Le genre et la personne " s’éclairent donc mutuellement "   . Le fait d’insister davantage sur les relations sociales et non plus seulement sur la " fabrique du sexe ", ou plus précisément, sur la fabrique de l’identité masculine et féminine, permet de mieux comprendre pourquoi il est important et pertinent de définir ce qui constitue une personne et surtout de préciser ce que le genre fait à cette personne.

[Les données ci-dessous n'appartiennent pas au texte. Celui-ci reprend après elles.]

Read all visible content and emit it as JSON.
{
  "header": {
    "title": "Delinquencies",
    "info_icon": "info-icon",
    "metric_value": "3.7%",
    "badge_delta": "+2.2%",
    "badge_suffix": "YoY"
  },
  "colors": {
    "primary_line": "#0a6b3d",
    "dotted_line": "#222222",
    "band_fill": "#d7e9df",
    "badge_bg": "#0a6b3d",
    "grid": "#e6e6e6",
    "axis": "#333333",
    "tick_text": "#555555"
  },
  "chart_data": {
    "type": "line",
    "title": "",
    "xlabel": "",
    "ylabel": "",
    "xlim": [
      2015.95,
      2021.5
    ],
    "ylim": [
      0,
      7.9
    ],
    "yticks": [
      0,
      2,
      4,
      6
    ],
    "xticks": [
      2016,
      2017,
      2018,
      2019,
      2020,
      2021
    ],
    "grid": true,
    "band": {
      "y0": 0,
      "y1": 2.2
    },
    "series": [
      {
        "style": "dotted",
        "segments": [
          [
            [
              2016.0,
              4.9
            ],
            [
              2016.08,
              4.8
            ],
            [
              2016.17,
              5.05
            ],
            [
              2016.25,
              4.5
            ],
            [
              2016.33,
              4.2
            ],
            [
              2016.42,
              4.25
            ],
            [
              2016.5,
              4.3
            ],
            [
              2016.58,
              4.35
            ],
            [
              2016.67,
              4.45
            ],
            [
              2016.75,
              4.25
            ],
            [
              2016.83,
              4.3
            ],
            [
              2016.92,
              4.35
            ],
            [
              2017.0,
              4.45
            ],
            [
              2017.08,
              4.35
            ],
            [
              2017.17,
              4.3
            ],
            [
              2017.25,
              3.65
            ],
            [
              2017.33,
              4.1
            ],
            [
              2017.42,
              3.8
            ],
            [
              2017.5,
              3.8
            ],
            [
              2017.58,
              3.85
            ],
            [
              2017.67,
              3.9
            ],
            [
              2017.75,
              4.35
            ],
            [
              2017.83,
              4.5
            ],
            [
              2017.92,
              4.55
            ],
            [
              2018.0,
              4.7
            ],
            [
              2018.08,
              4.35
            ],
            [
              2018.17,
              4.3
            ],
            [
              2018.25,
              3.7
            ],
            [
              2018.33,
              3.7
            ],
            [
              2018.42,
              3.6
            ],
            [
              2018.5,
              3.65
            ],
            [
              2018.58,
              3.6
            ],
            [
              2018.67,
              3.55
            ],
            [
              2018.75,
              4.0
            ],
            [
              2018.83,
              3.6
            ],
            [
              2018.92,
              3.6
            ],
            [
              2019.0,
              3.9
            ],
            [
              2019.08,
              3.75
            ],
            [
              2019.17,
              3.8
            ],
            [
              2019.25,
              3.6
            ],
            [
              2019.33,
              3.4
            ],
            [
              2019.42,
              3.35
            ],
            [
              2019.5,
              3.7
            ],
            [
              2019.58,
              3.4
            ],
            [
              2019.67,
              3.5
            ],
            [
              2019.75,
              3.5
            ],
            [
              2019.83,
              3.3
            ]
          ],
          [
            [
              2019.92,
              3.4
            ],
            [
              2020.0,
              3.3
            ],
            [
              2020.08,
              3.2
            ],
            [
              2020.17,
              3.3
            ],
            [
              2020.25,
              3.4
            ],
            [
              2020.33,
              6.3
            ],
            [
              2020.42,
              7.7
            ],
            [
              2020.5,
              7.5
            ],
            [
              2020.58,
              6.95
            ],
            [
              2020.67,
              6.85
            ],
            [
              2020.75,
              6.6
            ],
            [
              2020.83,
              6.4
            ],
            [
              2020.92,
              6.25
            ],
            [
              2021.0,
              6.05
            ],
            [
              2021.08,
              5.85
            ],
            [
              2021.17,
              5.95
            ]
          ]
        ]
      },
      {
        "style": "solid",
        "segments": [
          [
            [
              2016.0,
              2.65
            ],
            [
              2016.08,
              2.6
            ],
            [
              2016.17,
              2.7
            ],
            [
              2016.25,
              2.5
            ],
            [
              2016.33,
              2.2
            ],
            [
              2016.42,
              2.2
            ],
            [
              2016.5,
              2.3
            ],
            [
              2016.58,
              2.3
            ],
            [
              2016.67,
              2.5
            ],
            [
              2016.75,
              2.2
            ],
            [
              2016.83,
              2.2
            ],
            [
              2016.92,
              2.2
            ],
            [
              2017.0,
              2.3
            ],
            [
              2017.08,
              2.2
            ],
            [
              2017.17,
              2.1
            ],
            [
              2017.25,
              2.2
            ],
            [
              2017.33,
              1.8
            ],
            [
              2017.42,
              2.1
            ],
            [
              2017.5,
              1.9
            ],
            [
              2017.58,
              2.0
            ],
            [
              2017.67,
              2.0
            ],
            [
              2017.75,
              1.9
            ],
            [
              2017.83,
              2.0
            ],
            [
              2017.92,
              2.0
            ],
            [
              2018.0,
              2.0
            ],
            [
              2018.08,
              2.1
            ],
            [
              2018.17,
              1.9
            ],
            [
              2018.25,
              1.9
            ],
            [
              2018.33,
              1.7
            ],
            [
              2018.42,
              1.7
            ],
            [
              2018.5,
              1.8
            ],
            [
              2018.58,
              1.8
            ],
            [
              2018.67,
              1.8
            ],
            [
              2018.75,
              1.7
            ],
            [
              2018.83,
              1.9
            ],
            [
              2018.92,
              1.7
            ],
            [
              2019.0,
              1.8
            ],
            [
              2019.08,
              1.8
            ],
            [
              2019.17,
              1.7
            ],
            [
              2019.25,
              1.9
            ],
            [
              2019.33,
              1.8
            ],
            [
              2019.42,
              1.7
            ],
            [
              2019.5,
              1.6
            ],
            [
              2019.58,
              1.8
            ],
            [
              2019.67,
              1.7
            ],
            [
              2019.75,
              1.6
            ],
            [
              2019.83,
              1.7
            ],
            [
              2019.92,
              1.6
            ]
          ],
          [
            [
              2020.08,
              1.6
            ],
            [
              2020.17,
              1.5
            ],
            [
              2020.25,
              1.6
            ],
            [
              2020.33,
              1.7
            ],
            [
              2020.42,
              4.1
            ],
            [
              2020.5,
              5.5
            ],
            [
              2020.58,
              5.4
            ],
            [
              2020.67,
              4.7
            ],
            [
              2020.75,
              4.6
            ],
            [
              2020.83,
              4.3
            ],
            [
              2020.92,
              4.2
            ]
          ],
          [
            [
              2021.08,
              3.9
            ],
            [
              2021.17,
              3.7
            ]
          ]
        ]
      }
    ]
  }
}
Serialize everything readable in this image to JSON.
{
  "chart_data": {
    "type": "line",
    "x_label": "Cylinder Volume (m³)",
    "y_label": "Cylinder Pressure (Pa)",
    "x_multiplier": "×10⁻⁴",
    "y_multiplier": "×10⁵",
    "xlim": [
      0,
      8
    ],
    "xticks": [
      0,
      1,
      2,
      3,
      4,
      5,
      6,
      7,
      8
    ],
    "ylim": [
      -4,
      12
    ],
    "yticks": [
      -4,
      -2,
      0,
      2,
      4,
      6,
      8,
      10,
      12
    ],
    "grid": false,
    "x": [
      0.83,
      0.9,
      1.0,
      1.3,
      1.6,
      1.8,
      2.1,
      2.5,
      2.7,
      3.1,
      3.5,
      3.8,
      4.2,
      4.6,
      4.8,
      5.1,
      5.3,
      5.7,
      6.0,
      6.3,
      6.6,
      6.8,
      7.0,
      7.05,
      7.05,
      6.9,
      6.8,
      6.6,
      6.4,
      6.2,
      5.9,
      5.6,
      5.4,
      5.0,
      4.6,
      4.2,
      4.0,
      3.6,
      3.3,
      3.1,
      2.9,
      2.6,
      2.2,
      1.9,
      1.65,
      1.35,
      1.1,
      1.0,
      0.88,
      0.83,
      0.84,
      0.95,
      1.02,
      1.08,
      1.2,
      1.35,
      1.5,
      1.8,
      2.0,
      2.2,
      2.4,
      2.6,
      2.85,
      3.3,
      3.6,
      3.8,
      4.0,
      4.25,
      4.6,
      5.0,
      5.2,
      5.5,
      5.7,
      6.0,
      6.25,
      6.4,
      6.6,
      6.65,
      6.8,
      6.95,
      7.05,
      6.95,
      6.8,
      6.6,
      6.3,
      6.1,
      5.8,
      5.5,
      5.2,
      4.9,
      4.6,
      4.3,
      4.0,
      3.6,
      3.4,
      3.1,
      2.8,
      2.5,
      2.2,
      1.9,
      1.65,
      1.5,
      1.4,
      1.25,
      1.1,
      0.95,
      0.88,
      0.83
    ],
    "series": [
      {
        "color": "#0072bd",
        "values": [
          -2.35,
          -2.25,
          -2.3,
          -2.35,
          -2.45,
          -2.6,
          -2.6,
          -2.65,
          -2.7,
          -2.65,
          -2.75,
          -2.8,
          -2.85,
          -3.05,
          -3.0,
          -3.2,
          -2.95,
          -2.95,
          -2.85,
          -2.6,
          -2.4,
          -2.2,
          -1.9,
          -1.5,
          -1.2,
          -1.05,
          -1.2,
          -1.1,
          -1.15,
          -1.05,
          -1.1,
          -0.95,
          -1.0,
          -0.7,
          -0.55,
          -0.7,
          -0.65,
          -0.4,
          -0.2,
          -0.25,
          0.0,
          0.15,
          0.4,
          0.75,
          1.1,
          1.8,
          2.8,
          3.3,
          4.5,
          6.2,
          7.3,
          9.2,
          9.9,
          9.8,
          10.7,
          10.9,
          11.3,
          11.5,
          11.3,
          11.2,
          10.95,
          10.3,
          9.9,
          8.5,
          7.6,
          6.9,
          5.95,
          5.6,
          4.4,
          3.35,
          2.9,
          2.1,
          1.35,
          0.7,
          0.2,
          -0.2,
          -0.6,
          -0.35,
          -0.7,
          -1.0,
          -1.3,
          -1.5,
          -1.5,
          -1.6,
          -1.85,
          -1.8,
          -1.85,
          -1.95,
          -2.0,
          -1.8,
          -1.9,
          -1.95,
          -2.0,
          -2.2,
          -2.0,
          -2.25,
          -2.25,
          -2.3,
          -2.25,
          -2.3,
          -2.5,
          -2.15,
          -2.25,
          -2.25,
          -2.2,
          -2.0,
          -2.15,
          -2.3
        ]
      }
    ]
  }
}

Les différentes contributions de ce livre s’enchaînent pour illustrer l’importance de la variable du genre par rapport à celle du sexe. Malgré le manque de lien entre les différentes parties, chaque contribution contient de nombreuses données intéressantes. Néanmoins, une telle densité peut apparaître comme un obstacle à la compréhension lors d’une première lecture. La richesse d’un travail collectif tient, en effet, à la diversité des différentes recherches présentées mais cela demande donc un effort d’appréhension au lecteur.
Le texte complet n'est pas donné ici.